Factsheets & Guides

GUIDE: How to spot fakes and hoaxes online

Researched by Ray Joseph

The bloody and broken body of a half-naked man is dragged down a crowded street, three soldiers walking alongside, one of them about to hurl a huge rock at the unconscious man’s head.

A shocking picture of the event, taken by Associated Press photographer Jerome Delay, was published in newspapers around the world. The dateline: Central African Republic, February 2014.

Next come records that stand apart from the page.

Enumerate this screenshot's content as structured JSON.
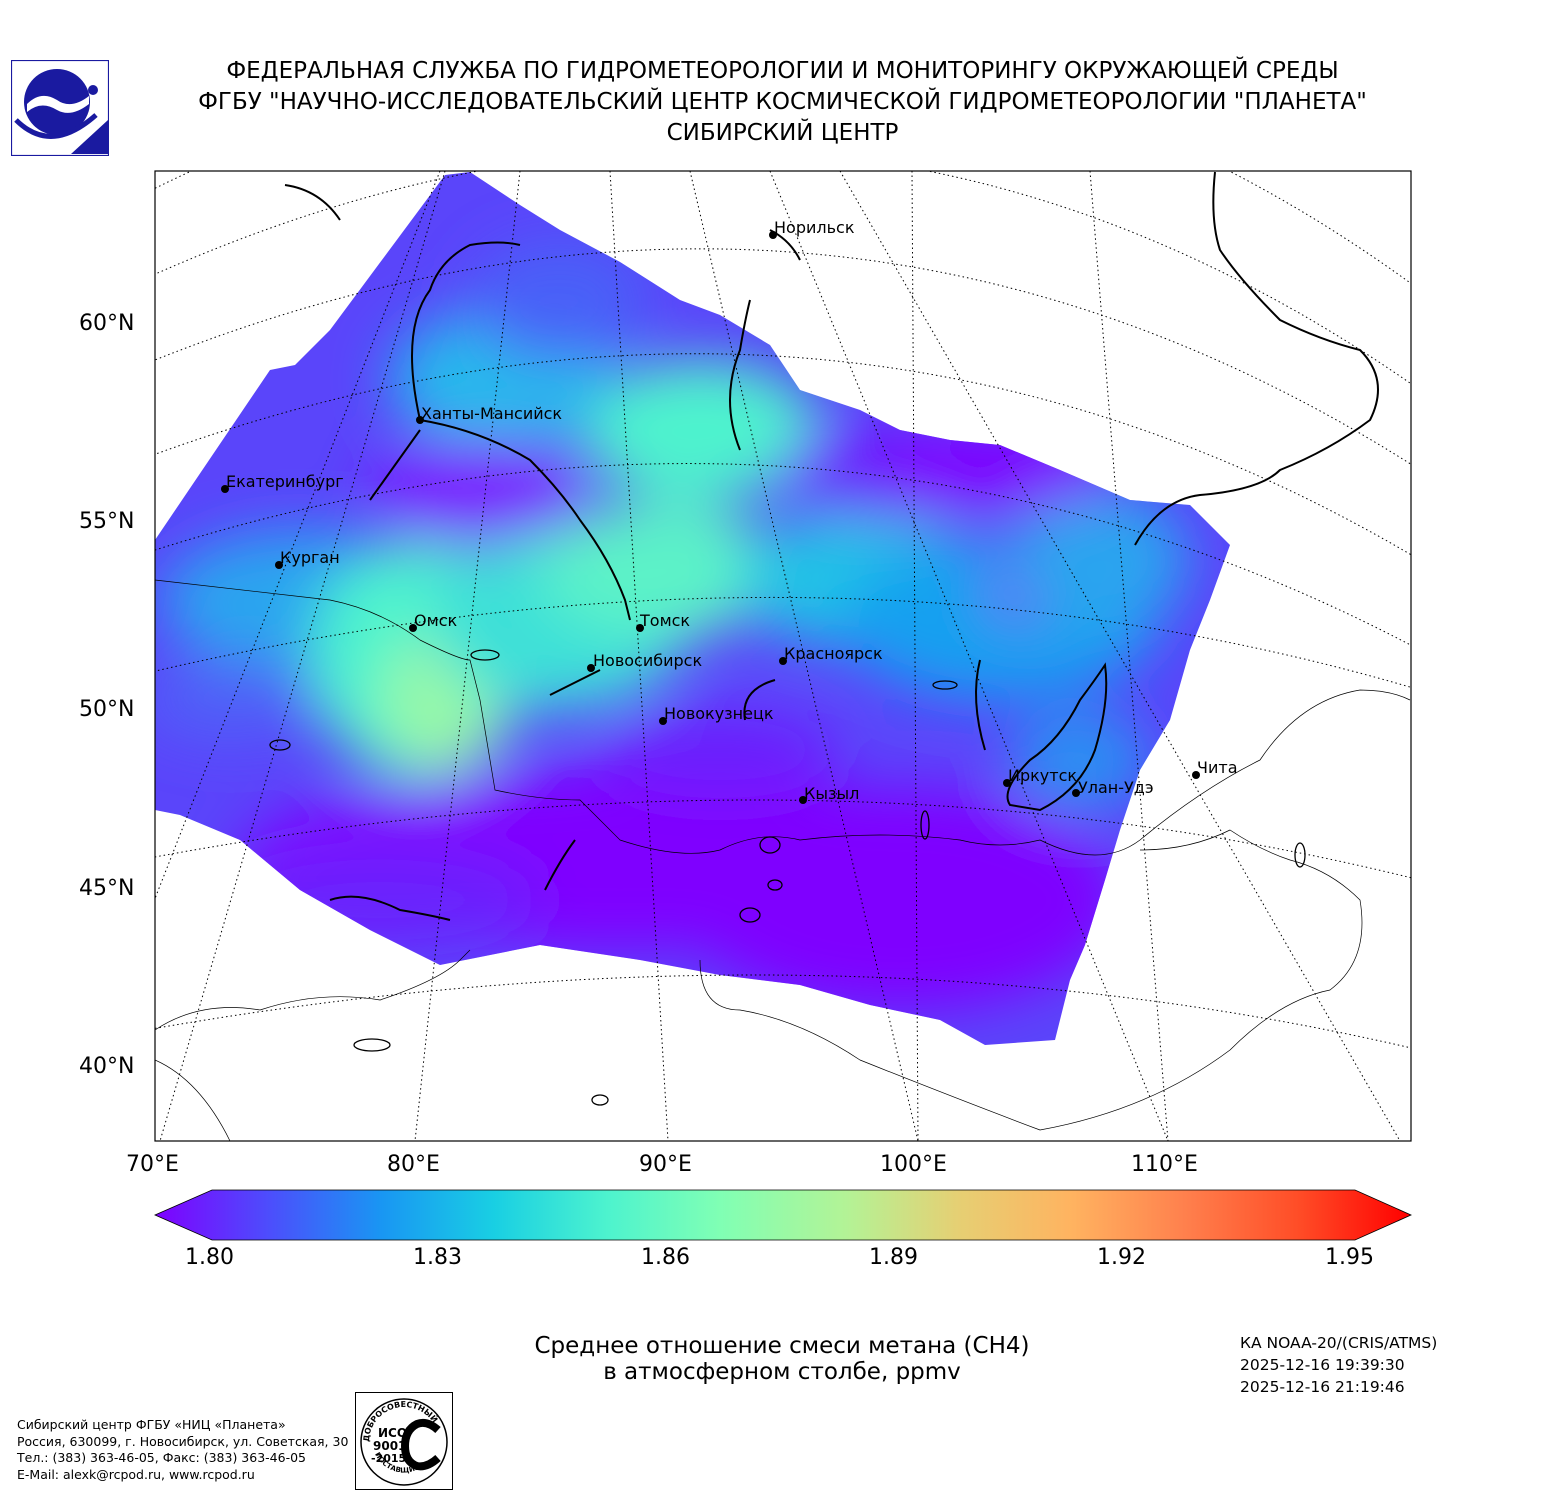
{
  "header": {
    "line1": "ФЕДЕРАЛЬНАЯ СЛУЖБА ПО ГИДРОМЕТЕОРОЛОГИИ И МОНИТОРИНГУ ОКРУЖАЮЩЕЙ СРЕДЫ",
    "line2": "ФГБУ \"НАУЧНО-ИССЛЕДОВАТЕЛЬСКИЙ ЦЕНТР КОСМИЧЕСКОЙ ГИДРОМЕТЕОРОЛОГИИ \"ПЛАНЕТА\"",
    "line3": "СИБИРСКИЙ ЦЕНТР"
  },
  "map": {
    "lat_labels": [
      "60°N",
      "55°N",
      "50°N",
      "45°N",
      "40°N"
    ],
    "lon_labels": [
      "70°E",
      "80°E",
      "90°E",
      "100°E",
      "110°E"
    ],
    "cities": [
      {
        "name": "Норильск"
      },
      {
        "name": "Ханты-Мансийск"
      },
      {
        "name": "Екатеринбург"
      },
      {
        "name": "Курган"
      },
      {
        "name": "Омск"
      },
      {
        "name": "Томск"
      },
      {
        "name": "Новосибирск"
      },
      {
        "name": "Красноярск"
      },
      {
        "name": "Новокузнецк"
      },
      {
        "name": "Иркутск"
      },
      {
        "name": "Улан-Удэ"
      },
      {
        "name": "Чита"
      },
      {
        "name": "Кызыл"
      }
    ]
  },
  "colorbar": {
    "min": 1.8,
    "max": 1.95,
    "tick_labels": [
      "1.80",
      "1.83",
      "1.86",
      "1.89",
      "1.92",
      "1.95"
    ],
    "colors": [
      "#7f00ff",
      "#4d4dfc",
      "#1996f3",
      "#19cfe3",
      "#4df3ce",
      "#80ffb4",
      "#b3f396",
      "#e6cf73",
      "#ffb360",
      "#ff804d",
      "#ff4d27",
      "#ff0000"
    ]
  },
  "title": {
    "line1": "Среднее отношение смеси метана (CH4)",
    "line2": "в атмосферном столбе, ppmv"
  },
  "satellite": {
    "instrument": "КА NOAA-20/(CRIS/ATMS)",
    "time_start": "2025-12-16 19:39:30",
    "time_end": "2025-12-16 21:19:46"
  },
  "footer": {
    "line1": "Сибирский центр ФГБУ «НИЦ «Планета»",
    "line2": "Россия, 630099, г. Новосибирск, ул. Советская, 30",
    "line3": "Тел.: (383) 363-46-05, Факс: (383) 363-46-05",
    "line4": "E-Mail: alexk@rcpod.ru, www.rcpod.ru"
  },
  "iso_badge": {
    "top_text": "ДОБРОСОВЕСТНЫЙ",
    "line1": "ИСО",
    "line2": "9001",
    "line3": "-2015",
    "bottom_text": "ПОСТАВЩИК"
  }
}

A month later the same picture re-emerged on Twitter, but this time it was said to show “a homosexual stoned by police” in Uganda, a country that was in the process of passing legislation outlawing and attaching harsh penalties to homosexuality.

Fake images spread easily online

The picture went viral after it was widely shared on Twitter and other social media, including by some journalists who should have known better.

Yet a quick search using TinEye – a free extension for Chrome and Firefox browsers, an essential and easy-to-use tool for journalists in this age of Photoshop and social media – would have saved a lot of red faces. The software uses image identification technology to determine where an image has come from.

Then there was the March 2014 tweet about a car swallowed by a giant pothole in Johannesburg. Again, the image was widely shared on social media.

Again, a quick TinEye search would have revealed that the picture, though genuine, was in fact taken in Durban in 2009. Another giveaway was the fireman in the corner of the picture wearing a “Durban Metro” coat.